My guess is that investors figured the proposals, which only give shareholders an advisory role, didn't have enough teeth to make them worth the effort. Maybe, having just experienced Earth Day, investors figured they'd save the paper.
There are probably better ways to get investors' opinions on shareholder pay than a yes/no vote at companies' annual meetings anyway. Amgen created an online survey to get investors' opinions on executive pay, and Prudential Financial (NYSE: PRU ) has also asked for online comments about pay. Other companies, such as Home Depot (NYSE: HD ) , have met with shareholders individually or in groups to discuss the issue.
Of course, investors have always had a voice: their sell button. Don't like the pay that the board is bestowing on Starbucks' (Nasdaq: SBUX ) Howard Schultz or Citigroup’s (NYSE: C ) Vikram Pandit? Just sell and move on. Or, perhaps, vote out the board members. Remember, shareholders own the company, and the board is supposed to act on their behalf.

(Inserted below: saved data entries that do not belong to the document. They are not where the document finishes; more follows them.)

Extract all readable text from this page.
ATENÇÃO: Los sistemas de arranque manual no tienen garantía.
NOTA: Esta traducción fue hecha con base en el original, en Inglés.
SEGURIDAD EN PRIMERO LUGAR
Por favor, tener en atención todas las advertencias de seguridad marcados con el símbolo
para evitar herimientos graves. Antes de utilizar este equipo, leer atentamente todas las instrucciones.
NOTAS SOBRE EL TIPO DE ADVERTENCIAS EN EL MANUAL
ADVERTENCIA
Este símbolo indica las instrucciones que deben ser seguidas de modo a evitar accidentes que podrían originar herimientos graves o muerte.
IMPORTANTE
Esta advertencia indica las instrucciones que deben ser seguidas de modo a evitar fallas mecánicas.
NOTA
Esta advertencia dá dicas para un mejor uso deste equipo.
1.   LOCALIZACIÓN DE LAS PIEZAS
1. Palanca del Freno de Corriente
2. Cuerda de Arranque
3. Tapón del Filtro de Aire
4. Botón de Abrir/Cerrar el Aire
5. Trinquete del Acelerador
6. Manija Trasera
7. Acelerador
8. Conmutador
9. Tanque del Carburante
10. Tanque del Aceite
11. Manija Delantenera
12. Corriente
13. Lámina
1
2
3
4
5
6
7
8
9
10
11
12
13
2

"Say on pay" sounds good -- and catchy besides -- which is probably why lawmakers tout it, but the reality of the situation is that an advisory role isn't worth very much. It would certainly be a good start for investors to be able to trust management to increase shareholder value, and the board to pay executives the appropriate amount. If that's not occurring, however, it's probably better for most investors to move on, rather than try and change things from the inside. We can't all be Carl Icahn.